1. Capture a run: `bash scripts/stress/bench.sh --heavy --out new.txt`.
2. Confirm the header matches the baseline environment (loops version, git
   version, `nproc`). RSS and wall time are only comparable on the same machine
   class — the table header records all three so a stale comparison is obvious.
3. Compare row-by-row against the baseline table above. A meaningful regression
   is a wall-time or RSS figure well outside run-to-run noise (rule of thumb:
   >30% slower, or RSS materially above the session size for `big-session`).
4. For behavior, `regress.sh` is the gate: any nonzero exit is a regression.
   Run it against the suspect binary with `LOOPS_BIN=…`.
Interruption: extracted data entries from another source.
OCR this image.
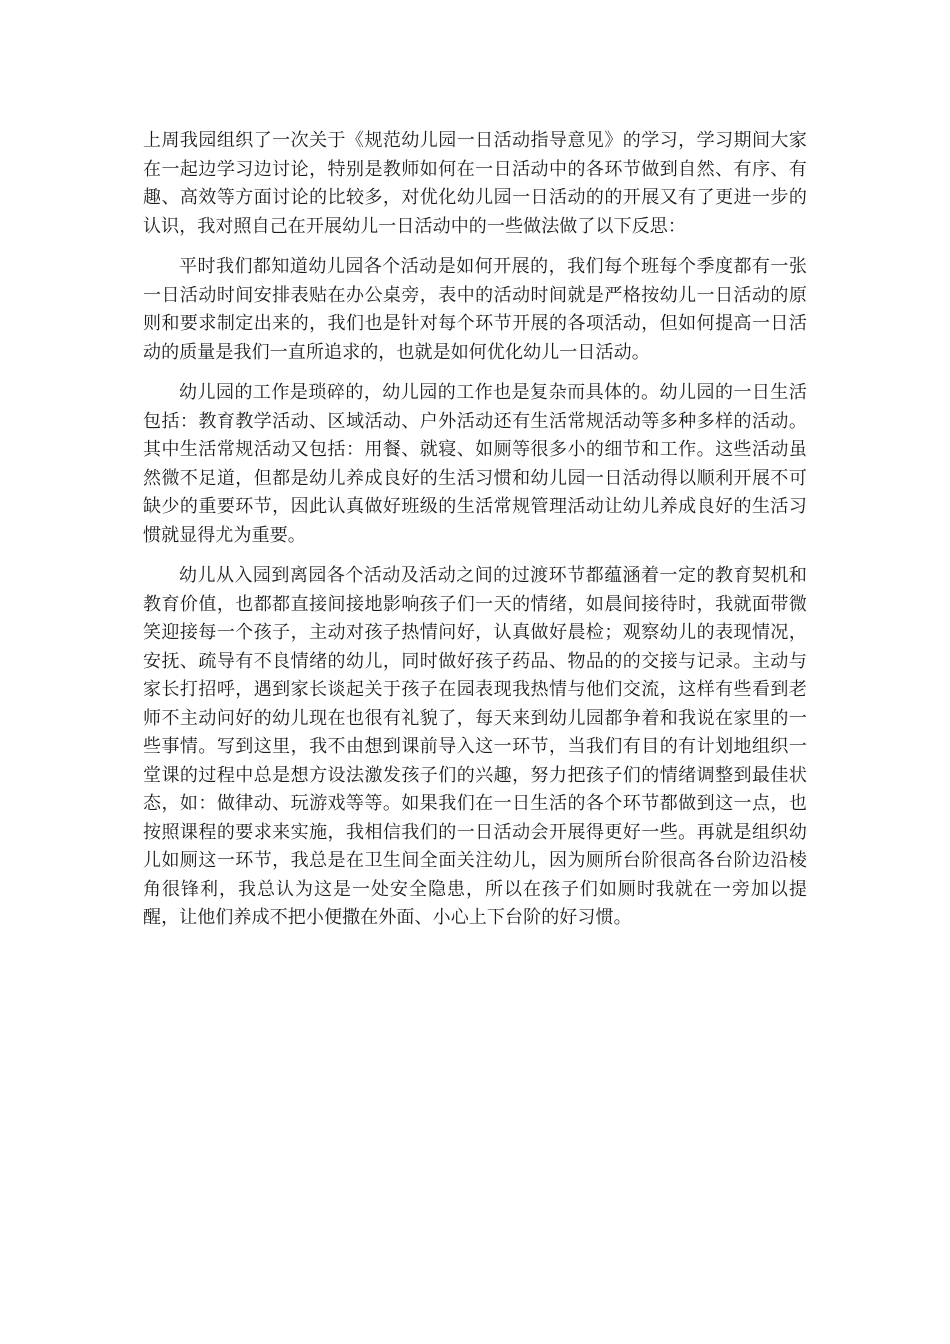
上周我园组织了一次关于《规范幼儿园一日活动指导意见》的学习，学习期间大家在一起边学习边讨论，特别是教师如何在一日活动中的各环节做到自然、有序、有趣、高效等方面讨论的比较多，对优化幼儿园一日活动的的开展又有了更进一步的认识，我对照自己在开展幼儿一日活动中的一些做法做了以下反思：

平时我们都知道幼儿园各个活动是如何开展的，我们每个班每个季度都有一张一日活动时间安排表贴在办公桌旁，表中的活动时间就是严格按幼儿一日活动的原则和要求制定出来的，我们也是针对每个环节开展的各项活动，但如何提高一日活动的质量是我们一直所追求的，也就是如何优化幼儿一日活动。

幼儿园的工作是琐碎的，幼儿园的工作也是复杂而具体的。幼儿园的一日生活包括：教育教学活动、区域活动、户外活动还有生活常规活动等多种多样的活动。其中生活常规活动又包括：用餐、就寝、如厕等很多小的细节和工作。这些活动虽然微不足道，但都是幼儿养成良好的生活习惯和幼儿园一日活动得以顺利开展不可缺少的重要环节，因此认真做好班级的生活常规管理活动让幼儿养成良好的生活习惯就显得尤为重要。

幼儿从入园到离园各个活动及活动之间的过渡环节都蕴涵着一定的教育契机和教育价值，也都都直接间接地影响孩子们一天的情绪，如晨间接待时，我就面带微笑迎接每一个孩子，主动对孩子热情问好，认真做好晨检；观察幼儿的表现情况，安抚、疏导有不良情绪的幼儿，同时做好孩子药品、物品的的交接与记录。主动与家长打招呼，遇到家长谈起关于孩子在园表现我热情与他们交流，这样有些看到老师不主动问好的幼儿现在也很有礼貌了，每天来到幼儿园都争着和我说在家里的一些事情。写到这里，我不由想到课前导入这一环节，当我们有目的有计划地组织一堂课的过程中总是想方设法激发孩子们的兴趣，努力把孩子们的情绪调整到最佳状态，如：做律动、玩游戏等等。如果我们在一日生活的各个环节都做到这一点，也按照课程的要求来实施，我相信我们的一日活动会开展得更好一些。再就是组织幼儿如厕这一环节，我总是在卫生间全面关注幼儿，因为厕所台阶很高各台阶边沿棱角很锋利，我总认为这是一处安全隐患，所以在孩子们如厕时我就在一旁加以提醒，让他们养成不把小便撒在外面、小心上下台阶的好习惯。
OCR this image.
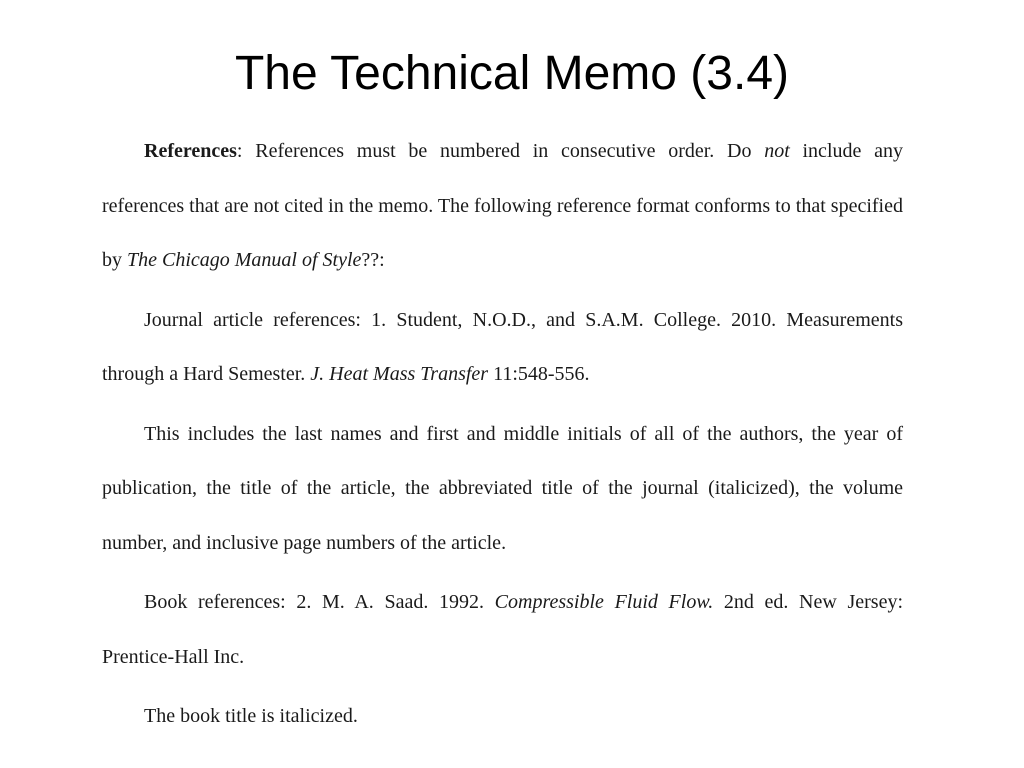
The Technical Memo (3.4)

References: References must be numbered in consecutive order. Do not include any references that are not cited in the memo. The following reference format conforms to that specified by The Chicago Manual of Style??:

Journal article references: 1. Student, N.O.D., and S.A.M. College. 2010. Measurements through a Hard Semester. J. Heat Mass Transfer 11:548-556.

This includes the last names and first and middle initials of all of the authors, the year of publication, the title of the article, the abbreviated title of the journal (italicized), the volume number, and inclusive page numbers of the article.

Book references: 2. M. A. Saad. 1992. Compressible Fluid Flow. 2nd ed. New Jersey: Prentice-Hall Inc.

The book title is italicized.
The `300 MB session → RSS ≈ 296 MB` row reflects that the session is read into
memory; if a future change streams the tail instead, RSS should drop well below
the file size — a *good* regression worth recording as a new baseline.

## Known bottlenecks

Found by the `--heavy` run, tracked in GitHub issues:

- **Per-branch `rev-list --left-right --count`** dominates `many-branches`
  (~7.8 s of the 10.0 s at 2000 branches): one git invocation per branch. #13
- **Whole-session read into memory** for `resume`: RSS tracks the session file
  size (300 MB session → ~296 MB RSS) instead of streaming the tail window. #14
- **Silent drop of the real session** when many same-mtime/garbage files exist
  (sort is mtime-only + `truncate` before filtering empties). Correctness, not perf. #15
- **Unbounded thread fan-out** in `scan` (~1 thread per repo, no pool cap). #16
- **Serial `git_common_dir` dedup** in `find_repos` (~28% of a 300-repo run). #17
- **`loops worktrees` does 2 serial git calls per worktree** (150 wt → 2.59 s). #18

## Files

- `lib.sh` — sourced helpers: strict mode, `LOOPS_BIN` resolution, pinned-env
  `g()` git wrapper, `encode_project_path`, fixed-date commit helper, repo/branch/
  worktree/session builders, config setters, `timed()` (wall + max RSS via
  `/usr/bin/time -v`, graceful fallback to bash `SECONDS`), assert helpers +
  PASS/FAIL counter.
- `gen_fixtures.sh` — the deterministic scenario builders.
- `bench.sh` — the performance harness.
- `regress.sh` — the behavior-regression harness.